The next part is hard to talk about but last night dream might sheds some light. I was in the hospital again I was on life support and with a cruel medical staff. It’s the stuff of nightmares and is a hard subject for me. I had a ventilator in my mouth and I was all alone. Somehow I find myself being rolled out of the hospital by in visible forces. Got in the elevator then got out when my floor arrived. I went out the door of the main entrance, and past ambulances, the parking lot and quickly off hospital grounds.
It would be important to note I was alone and still connected to Telemetry, IV’s and ventilator. And must say ii was alone. There was nobody around to spot me or stop me or run me over in their car. So somehow I was in my neighborhood going up and down the street.
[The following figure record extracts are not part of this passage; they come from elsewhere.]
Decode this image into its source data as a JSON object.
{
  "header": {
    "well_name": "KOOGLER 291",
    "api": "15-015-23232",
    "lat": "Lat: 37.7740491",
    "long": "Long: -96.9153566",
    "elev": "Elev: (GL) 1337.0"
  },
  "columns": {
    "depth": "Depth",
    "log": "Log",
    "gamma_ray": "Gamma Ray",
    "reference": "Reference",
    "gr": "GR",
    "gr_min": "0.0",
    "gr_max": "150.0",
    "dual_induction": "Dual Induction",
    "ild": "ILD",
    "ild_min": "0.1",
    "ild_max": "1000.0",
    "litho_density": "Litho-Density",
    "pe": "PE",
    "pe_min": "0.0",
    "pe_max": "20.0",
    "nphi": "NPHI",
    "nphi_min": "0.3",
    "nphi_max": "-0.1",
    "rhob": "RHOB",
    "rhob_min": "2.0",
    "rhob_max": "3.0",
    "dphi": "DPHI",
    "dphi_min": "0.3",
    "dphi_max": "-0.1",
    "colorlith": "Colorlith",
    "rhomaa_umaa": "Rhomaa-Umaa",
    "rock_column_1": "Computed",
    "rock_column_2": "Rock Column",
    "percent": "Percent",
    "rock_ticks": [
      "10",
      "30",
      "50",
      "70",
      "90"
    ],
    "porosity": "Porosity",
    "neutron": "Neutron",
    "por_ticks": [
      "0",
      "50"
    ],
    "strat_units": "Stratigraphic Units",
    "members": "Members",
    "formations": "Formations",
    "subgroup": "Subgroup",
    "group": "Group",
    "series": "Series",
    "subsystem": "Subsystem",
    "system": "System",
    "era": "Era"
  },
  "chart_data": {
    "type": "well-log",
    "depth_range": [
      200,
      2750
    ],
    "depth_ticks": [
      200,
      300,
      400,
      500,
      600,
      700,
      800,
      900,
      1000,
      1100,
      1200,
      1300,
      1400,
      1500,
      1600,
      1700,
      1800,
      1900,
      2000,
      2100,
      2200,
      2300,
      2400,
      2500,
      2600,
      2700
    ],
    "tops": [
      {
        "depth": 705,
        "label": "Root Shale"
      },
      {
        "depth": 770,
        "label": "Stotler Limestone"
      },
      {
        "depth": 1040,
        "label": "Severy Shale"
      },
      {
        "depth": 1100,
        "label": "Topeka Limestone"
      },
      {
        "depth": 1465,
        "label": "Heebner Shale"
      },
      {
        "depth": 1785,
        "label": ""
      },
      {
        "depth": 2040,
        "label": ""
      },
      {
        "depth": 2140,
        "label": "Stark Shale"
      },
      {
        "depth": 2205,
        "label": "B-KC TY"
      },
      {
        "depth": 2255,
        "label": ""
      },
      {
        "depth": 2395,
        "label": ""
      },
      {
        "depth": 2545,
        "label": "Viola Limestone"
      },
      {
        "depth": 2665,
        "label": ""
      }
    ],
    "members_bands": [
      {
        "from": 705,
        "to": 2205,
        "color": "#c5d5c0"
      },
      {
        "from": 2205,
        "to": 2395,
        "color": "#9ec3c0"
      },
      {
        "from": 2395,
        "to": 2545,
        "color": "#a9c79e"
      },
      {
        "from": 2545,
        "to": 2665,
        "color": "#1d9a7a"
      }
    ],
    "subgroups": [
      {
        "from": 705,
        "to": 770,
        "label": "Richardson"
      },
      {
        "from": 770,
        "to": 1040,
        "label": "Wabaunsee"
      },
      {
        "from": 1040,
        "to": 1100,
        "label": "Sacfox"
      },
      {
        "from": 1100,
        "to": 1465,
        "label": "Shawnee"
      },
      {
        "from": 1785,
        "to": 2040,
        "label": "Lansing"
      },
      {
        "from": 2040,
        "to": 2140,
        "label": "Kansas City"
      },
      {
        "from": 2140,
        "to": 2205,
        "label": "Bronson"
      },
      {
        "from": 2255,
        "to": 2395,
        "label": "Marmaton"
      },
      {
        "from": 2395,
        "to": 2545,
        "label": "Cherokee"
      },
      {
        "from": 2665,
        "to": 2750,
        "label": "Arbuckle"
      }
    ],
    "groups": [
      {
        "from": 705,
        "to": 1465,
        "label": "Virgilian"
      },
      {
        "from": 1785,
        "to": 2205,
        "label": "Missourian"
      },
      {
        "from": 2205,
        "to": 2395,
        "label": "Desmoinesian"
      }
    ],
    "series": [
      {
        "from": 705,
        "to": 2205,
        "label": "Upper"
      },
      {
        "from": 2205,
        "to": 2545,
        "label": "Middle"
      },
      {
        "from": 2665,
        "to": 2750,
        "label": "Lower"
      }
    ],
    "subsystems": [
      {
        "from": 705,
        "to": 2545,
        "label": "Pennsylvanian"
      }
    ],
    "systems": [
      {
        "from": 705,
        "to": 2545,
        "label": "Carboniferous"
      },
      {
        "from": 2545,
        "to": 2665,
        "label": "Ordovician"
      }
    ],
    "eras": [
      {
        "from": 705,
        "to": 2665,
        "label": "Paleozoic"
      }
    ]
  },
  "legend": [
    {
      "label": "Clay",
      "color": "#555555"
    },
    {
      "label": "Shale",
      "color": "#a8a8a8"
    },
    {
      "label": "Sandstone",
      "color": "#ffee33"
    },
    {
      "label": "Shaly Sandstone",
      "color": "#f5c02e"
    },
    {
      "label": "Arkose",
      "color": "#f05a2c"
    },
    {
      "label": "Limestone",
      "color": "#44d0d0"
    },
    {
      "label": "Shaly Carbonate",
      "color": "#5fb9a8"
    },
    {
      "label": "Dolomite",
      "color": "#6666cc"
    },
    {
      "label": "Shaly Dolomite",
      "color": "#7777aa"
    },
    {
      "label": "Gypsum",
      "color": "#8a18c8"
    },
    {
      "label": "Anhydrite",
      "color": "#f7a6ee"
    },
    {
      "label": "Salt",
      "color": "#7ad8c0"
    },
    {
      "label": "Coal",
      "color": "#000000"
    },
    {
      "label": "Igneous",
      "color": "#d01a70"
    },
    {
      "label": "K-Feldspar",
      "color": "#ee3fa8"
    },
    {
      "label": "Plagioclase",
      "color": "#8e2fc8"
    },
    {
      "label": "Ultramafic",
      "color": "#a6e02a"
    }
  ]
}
Then suddenly I saw a star in the sky it was bright and beautiful and was coming down slowly until it finally stopped there was a mist light that bled through so I did not get a clear view. But there intricate patterns then I heard musical notes and I knew just from the sound it was Lou Reed. Each light intensify with whatever note was played and the songs were like a culmination of his entire career. From before and after Velvet Underground and then beyond. It was so enthralling to hear music I never heard. Music so sweet so powerful it was as if Lou evolved into this ethereal being. The memory is fading from me I can remember the feelings I got and that remember my body heave every time he had a guitar solo. It made me think of the song “I’m beginning to see the light”
I met myself in a dream
And I just wanna tell you, everything was alright
Hey now, baby, Im beginning to see the light
Now that I’m awake I feel strange I feel envious of anyone who saw Lou Live or even went to the underground Reunion tour. You guys were lucky. I feel weird now because people that something to me and slowly going away yet I go on like a rabbit in a cage being poked and prodded I always told my wife then when I go I want to go like Elijah and just be spirited away in a chariot of fire I almost thought that’s what that was. I thought it was time to exit. Well as I write this that’s not the case. All I can think of now about the last line
How does it feel to be loved? How does it feel to be loved?